I like this photo because the only thing that isn't cis-heteronormative about this photo is the size difference between the masculine partner and the feminine partner -- and maybe the choice of underwear for the masculine partner, it's not really seen as crazy masculine to be in briefs. For example, the feminine partner still has shaved legs. So if there's anything that is causing you to look at this picture with semiconscious discrimination, it means that you subconsciously believe that the sexual dimorphism between those assigned female at birth and those assigned male at birth is so strong that there should never be a masculine person who is smaller than their feminine partner.
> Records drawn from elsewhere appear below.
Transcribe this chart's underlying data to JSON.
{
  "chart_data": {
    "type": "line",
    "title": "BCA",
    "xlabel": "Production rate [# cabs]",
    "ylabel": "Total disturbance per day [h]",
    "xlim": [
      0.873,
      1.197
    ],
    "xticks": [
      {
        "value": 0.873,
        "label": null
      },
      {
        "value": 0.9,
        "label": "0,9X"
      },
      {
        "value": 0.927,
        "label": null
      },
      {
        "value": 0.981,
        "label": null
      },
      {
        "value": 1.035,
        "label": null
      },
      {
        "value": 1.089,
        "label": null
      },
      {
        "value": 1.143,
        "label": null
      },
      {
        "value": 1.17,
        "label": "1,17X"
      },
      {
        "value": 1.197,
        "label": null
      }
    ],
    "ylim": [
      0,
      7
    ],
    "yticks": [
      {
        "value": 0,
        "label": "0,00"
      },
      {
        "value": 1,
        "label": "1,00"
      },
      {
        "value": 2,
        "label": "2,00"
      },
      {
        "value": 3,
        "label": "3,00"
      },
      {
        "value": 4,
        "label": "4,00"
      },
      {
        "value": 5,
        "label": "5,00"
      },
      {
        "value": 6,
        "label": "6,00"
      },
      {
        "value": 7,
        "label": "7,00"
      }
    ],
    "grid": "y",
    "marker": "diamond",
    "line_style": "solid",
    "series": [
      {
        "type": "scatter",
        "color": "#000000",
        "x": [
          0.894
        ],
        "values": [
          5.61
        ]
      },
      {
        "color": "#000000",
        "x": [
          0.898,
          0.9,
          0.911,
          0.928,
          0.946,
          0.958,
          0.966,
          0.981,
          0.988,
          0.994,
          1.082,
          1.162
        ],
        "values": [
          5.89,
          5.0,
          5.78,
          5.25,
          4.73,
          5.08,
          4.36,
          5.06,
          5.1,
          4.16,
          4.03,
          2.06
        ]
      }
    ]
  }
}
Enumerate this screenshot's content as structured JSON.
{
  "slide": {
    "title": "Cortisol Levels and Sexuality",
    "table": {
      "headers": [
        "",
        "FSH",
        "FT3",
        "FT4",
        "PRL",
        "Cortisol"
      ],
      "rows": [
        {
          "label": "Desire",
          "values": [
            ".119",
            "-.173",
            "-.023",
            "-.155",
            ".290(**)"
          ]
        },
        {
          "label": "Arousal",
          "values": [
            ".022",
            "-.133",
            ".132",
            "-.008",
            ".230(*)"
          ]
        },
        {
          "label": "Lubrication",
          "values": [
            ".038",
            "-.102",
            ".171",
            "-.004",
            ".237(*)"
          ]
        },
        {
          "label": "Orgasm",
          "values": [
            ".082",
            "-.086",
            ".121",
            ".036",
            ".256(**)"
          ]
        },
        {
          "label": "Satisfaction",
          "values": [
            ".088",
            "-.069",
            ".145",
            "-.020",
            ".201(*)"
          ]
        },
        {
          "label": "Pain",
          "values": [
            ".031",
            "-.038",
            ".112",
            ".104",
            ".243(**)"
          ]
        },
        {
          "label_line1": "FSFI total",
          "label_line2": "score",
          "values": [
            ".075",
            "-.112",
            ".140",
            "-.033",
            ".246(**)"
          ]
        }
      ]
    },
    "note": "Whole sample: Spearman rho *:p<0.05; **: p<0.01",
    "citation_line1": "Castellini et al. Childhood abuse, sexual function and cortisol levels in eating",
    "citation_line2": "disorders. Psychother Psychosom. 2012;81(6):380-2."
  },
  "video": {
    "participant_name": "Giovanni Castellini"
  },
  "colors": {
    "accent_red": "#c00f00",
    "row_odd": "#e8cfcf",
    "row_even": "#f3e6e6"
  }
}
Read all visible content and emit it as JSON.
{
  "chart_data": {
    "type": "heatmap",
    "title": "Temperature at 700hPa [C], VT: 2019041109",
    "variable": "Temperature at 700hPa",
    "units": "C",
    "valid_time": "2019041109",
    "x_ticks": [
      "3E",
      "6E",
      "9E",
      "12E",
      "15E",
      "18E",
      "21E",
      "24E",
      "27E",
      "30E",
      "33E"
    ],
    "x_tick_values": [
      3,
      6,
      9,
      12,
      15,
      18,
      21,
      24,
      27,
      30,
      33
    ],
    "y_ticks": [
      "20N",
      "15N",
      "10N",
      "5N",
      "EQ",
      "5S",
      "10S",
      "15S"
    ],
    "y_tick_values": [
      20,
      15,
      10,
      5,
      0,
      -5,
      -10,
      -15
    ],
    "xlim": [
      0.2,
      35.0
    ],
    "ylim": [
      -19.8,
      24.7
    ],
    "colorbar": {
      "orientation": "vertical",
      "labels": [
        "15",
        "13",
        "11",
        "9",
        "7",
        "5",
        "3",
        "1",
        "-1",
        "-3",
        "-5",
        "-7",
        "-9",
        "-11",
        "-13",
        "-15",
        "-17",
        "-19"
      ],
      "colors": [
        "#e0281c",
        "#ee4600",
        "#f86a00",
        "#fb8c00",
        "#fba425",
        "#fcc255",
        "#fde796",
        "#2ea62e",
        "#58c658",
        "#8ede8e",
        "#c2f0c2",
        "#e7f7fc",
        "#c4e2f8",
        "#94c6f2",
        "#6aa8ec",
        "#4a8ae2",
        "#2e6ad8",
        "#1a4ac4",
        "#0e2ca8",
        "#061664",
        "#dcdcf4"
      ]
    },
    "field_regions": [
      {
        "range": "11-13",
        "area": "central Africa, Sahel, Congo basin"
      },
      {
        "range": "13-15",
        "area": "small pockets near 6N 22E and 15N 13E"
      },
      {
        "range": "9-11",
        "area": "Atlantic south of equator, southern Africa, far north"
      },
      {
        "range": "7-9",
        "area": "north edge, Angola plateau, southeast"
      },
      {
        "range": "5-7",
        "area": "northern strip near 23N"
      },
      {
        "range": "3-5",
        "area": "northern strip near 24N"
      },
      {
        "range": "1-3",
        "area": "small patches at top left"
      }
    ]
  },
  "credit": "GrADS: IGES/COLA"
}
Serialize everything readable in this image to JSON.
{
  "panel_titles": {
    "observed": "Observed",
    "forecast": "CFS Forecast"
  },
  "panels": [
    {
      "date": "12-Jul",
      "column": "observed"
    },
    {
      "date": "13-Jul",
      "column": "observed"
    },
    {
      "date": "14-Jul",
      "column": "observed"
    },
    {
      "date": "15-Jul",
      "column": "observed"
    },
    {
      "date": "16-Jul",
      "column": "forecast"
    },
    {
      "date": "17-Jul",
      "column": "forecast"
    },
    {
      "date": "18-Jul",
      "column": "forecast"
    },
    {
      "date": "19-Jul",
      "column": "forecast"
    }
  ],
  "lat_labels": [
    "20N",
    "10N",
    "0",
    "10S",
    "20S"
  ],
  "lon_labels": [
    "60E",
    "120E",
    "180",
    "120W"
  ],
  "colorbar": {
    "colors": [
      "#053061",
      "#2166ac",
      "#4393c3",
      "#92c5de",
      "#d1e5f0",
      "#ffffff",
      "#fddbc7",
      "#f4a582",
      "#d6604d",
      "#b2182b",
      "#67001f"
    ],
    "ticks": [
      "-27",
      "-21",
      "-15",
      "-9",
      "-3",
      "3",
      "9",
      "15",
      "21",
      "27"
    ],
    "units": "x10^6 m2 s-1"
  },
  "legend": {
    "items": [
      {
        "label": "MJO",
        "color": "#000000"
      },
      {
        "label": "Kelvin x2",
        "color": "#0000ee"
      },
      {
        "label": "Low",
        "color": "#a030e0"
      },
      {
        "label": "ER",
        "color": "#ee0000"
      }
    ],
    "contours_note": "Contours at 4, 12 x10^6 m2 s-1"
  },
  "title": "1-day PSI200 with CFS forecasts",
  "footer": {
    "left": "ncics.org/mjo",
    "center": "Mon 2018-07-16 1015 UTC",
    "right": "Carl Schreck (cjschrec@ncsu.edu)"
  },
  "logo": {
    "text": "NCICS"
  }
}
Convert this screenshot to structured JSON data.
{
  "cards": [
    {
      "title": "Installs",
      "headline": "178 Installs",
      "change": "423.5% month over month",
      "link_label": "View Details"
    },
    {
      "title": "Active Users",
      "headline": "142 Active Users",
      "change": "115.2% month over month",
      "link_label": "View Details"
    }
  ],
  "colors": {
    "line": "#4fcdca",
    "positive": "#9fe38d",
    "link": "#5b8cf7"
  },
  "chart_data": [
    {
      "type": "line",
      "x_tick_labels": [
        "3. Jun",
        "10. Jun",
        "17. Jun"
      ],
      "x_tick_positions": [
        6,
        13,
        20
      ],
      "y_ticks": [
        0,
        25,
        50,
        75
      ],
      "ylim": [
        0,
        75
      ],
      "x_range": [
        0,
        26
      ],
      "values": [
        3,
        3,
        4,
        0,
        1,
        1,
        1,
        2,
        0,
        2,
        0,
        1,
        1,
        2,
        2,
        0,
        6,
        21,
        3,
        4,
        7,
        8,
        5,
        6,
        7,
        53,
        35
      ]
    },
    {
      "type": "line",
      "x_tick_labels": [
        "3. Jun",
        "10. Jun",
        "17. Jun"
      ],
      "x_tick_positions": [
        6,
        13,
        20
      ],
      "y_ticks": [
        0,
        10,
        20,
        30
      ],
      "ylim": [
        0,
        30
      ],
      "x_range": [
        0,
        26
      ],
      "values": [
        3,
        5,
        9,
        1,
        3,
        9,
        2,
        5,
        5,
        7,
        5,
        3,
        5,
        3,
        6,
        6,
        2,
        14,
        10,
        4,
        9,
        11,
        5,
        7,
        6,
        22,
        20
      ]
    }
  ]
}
But the title of this post and the discourse so far is completely heteronormative; masculine gay masculine men do not compete with each other to be the bigger one in the relationship. Vice versa for sapphic relationships. And in most queer relationships (and a growing number of cis-hetero relationships) you would be looked at strange for trying to mog your partner on the basis of body mass. But such an expectation exists for mascs who are with feminine partners. To the point that feminine people will starve themselves (making them more susceptible to illness, literally hurting themselves, and self-destructing) to make it so that they have the dainty feminine look.
From much experience in the ballroom dance community (which is overwhelmingly cis-heteronormative), many (normally cis) women feel very guilty about it when their partners who are (especially cis) men cannot lift them for stunts. Why should we let our weight make us feel shameful, for a masculine person's lack of strength? Why does it matter?
I suppose you can surmise my answer to these questions from the title: we shouldn't, and it doesn't matter.
Yeah, this is what men should be a lot more focused on, men should all live by the motto of your friend Spider. The insecurity of the straight man is so harmful, not just to them but to everyone around them. And, uh, I hope you're comfortable and consenting if he's whipping his dick out on you lol!
It's Spider, he knows I have washed and dried more dicks than some porn stars. I used to be a nurse's assistant. Everybody I know ends up wanting me to look at something somewhere they'd rather not anyone see. "Oh, I have a rash on my junk, but I don't want the doctor looking at it, or the nurses. I know! I'll ask south, he knows what dicks and buttholes are supposed to look like!"